Details about the press conference are included below. It will take place on the UC Berkeley campus, but you can participate via a dial-in number – please let me know if you are interested and I can provide you with that information.
*** MEDIA ALERT ***
UC BERKELEY STUDY QUESTIONS
FLORIDA E-VOTE COUNT
RESEARCH TEAM CALLS FOR IMMEDIATE INVESTIGATION
When: Thursday, November 18, 2004, 10:00 am Pacific
Where: UC Berkeley campus, Survey Research Center Conference Room—2538 Channing Way (intersection of Channing/Bowditch). Parking on Durant near Telegraph.
What: A research team at UC Berkeley will report that irregularities associated with electronic voting machines may have awarded 130,000-260,000 or more excess votes to President George W. Bush in Florida in the 2004 presidential election. The study shows an unexplained discrepancy between votes for President Bush in counties where electronic voting machines were used versus counties using traditional voting methods. Discrepancies this large or larger rarely arise by chance – the probability is less than 0.1 percent. The research team, led by Professor Michael Hout, will formally disclose results of the study at the press conference.
To attend the conference or request dial-in information, contact:
UC Berkeley Media Relations
I have no other details yet.
But this could be -- well, big. You can read about the Survey Research Center here. It looks like they've been studying and comparing voting technologies a bit this year: "In response to national concerns about voting systems, the Survey Research Center and the Institute of Governmental Studies at the University of California, Berkeley have worked together to determine which voting systems do the best job of recording and tabulating votes. The survey compares five voting systems: direct record electronic (DRE), lever machine, optical scan, paper ballot, and punchcard." (This is NOT the survey that's being released tomorrow, but instead another recent one dealing with similar interests.)
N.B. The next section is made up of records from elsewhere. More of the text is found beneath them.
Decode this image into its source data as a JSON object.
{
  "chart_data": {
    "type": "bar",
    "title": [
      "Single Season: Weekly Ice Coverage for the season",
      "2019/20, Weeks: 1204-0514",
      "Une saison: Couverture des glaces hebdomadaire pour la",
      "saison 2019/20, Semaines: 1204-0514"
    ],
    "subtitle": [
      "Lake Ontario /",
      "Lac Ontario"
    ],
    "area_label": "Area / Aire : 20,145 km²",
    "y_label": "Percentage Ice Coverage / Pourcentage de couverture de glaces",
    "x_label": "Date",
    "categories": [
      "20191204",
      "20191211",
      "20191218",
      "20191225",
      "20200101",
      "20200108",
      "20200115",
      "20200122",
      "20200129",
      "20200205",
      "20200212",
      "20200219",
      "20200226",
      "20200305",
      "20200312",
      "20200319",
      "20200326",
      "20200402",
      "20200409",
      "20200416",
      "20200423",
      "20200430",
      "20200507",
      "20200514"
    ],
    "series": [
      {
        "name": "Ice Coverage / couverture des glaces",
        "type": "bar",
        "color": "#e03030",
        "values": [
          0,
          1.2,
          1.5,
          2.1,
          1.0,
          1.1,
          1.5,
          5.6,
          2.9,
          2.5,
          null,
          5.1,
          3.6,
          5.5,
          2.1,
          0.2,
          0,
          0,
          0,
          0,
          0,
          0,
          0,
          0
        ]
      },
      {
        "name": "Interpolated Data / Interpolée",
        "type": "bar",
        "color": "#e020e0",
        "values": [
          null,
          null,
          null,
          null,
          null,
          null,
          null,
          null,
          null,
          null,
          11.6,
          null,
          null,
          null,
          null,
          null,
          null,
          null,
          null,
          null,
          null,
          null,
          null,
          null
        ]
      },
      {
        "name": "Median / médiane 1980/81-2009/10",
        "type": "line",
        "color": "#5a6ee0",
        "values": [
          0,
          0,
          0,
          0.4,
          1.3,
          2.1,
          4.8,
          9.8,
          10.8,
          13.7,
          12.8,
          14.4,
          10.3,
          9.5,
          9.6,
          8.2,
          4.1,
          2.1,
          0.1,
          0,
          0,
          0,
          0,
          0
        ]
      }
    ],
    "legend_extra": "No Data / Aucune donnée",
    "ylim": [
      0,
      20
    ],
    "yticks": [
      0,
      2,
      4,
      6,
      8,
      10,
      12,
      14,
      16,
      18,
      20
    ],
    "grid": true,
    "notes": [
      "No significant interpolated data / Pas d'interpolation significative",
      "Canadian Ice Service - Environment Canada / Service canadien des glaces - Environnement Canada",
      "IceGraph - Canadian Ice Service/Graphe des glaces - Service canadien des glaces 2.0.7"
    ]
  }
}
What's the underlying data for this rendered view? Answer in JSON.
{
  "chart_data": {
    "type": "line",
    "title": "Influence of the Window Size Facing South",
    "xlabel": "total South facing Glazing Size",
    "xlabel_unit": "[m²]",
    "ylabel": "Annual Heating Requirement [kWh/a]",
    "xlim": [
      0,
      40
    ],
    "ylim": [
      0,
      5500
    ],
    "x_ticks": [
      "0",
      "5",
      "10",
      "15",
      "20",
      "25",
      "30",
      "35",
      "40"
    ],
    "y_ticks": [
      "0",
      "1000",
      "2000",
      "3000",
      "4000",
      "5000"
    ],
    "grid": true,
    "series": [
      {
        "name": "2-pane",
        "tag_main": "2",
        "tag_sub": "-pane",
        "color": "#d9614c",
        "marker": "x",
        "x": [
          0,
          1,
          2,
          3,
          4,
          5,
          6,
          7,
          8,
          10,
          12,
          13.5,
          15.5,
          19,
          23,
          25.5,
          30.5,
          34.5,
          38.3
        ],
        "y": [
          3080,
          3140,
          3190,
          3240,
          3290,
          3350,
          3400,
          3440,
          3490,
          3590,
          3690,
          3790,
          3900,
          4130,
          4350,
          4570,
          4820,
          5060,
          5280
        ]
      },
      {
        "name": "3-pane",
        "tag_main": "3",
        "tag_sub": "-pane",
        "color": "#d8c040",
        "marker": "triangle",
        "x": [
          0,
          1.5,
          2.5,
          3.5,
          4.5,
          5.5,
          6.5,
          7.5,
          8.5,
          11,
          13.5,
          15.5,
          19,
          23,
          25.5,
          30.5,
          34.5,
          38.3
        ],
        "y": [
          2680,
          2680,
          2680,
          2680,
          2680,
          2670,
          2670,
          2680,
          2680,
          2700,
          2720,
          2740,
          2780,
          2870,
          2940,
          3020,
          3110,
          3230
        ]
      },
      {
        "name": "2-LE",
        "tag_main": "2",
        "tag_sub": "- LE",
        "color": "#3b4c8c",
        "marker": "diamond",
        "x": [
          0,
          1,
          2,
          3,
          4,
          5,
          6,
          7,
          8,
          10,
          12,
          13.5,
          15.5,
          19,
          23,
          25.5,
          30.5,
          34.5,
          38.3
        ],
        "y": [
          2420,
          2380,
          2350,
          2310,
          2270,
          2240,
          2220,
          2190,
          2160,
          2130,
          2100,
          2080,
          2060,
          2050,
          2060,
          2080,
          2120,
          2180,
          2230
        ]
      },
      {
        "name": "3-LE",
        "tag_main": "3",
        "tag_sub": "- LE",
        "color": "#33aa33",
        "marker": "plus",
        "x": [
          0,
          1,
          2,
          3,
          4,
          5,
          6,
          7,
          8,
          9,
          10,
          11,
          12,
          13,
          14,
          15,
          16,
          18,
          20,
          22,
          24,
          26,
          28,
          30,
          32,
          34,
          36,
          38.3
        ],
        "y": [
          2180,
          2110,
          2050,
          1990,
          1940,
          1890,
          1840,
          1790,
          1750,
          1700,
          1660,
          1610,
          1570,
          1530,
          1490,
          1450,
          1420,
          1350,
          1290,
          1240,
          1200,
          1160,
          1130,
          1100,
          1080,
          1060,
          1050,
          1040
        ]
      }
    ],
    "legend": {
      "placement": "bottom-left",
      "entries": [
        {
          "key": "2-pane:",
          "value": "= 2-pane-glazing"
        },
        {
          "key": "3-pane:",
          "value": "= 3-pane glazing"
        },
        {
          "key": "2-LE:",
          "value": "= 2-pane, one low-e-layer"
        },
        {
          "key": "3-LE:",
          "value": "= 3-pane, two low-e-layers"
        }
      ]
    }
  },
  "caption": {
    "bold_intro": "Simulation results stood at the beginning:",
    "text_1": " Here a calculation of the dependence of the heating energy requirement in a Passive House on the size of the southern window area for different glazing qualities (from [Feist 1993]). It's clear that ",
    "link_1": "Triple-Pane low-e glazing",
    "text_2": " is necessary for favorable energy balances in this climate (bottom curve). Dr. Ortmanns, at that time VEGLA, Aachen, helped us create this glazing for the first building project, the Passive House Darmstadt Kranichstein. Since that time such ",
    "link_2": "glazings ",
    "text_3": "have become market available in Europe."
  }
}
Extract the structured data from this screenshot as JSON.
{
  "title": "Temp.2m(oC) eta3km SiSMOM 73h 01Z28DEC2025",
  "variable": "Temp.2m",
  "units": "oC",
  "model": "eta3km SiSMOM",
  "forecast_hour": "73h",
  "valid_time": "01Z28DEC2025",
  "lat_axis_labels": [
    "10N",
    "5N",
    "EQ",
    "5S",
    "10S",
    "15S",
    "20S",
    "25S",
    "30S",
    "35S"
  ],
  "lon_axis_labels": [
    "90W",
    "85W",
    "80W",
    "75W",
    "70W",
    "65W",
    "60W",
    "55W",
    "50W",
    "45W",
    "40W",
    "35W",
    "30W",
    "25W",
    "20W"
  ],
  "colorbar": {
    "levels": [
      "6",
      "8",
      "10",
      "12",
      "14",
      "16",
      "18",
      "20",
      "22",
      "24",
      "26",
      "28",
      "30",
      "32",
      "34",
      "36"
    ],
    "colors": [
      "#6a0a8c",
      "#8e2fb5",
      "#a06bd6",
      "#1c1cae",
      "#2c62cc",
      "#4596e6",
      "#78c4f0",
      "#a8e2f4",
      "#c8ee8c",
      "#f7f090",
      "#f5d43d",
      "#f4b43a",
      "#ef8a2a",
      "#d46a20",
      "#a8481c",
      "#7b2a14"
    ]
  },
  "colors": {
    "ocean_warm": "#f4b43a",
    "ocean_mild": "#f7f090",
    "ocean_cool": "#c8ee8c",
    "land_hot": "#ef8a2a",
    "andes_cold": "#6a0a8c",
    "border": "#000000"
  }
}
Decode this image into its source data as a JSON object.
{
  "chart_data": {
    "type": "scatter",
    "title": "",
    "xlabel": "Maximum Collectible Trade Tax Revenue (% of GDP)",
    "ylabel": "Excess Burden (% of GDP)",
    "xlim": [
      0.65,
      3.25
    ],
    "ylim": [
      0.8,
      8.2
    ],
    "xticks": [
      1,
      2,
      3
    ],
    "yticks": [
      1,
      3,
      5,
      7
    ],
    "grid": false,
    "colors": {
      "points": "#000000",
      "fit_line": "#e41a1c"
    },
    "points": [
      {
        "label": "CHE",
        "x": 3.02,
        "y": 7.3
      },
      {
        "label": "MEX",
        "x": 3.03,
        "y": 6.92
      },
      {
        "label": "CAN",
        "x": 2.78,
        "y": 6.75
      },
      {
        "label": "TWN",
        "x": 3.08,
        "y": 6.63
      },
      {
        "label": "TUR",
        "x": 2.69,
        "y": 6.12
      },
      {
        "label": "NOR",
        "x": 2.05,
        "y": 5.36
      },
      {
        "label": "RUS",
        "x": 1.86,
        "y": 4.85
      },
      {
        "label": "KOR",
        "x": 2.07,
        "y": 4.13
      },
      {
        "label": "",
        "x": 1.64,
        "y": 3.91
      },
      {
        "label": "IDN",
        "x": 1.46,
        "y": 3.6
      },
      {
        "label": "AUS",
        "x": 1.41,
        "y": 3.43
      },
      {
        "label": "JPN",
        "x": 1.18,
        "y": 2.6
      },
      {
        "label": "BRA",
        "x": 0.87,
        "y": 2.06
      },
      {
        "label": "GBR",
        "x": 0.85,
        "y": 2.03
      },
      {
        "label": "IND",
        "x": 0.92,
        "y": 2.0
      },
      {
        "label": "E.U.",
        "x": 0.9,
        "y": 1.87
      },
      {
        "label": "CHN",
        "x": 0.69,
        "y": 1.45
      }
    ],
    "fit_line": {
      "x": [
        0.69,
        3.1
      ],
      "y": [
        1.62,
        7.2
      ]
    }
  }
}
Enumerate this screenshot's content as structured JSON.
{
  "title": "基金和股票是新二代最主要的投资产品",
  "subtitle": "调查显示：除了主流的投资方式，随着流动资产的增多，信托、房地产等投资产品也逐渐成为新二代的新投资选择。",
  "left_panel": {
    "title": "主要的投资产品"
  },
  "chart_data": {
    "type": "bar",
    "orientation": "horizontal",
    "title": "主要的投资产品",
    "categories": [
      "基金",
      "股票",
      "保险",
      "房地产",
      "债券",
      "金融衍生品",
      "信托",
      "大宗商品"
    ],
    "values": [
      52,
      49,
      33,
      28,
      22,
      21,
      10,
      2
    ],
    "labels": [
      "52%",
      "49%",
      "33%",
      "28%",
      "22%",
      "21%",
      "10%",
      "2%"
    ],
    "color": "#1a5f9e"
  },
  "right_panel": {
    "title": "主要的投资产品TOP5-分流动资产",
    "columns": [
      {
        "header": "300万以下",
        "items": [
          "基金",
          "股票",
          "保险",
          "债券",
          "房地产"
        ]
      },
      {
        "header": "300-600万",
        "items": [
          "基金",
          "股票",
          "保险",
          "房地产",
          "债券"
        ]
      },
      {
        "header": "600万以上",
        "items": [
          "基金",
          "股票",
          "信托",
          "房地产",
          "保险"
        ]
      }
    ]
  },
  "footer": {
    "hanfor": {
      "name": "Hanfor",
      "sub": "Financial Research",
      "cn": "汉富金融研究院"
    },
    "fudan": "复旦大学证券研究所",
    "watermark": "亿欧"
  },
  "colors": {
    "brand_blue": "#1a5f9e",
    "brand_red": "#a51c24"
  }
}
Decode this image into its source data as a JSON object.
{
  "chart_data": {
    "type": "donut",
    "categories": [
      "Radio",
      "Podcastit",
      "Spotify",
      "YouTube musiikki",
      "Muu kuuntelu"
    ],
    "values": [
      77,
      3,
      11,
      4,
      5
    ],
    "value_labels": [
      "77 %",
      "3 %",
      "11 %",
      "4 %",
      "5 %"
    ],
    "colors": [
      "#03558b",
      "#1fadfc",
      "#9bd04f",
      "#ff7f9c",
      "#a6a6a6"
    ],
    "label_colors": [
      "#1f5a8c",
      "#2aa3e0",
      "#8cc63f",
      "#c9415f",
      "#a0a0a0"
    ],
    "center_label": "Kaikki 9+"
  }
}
A study from, bar none, the finest public insitution of higher learning in the country, by people who have been studying voting technologies, displaying a large discrepancy between counties with electronic voting and those without.
This is big, big stuff. Godzilla big.
A reminder: in the most recent tallies, Bush won Florida by less than 400,000 votes.
The presence on the email press release of a contact number for Berkeley's media relations guy makes it clear: this is not some hobby or side project by someone who happens to be a professor. This is a University sanctioned study by people whose training lies in such surveys and subject matter.
Did we mention earlier that the Electoral College isn't meeting until December 13?
Saving my ass disclaimer: If this is a hoax, I'm going into Lou Ferrigno mode. But I believe it's for real.
Update: It's also here and here. No hoax!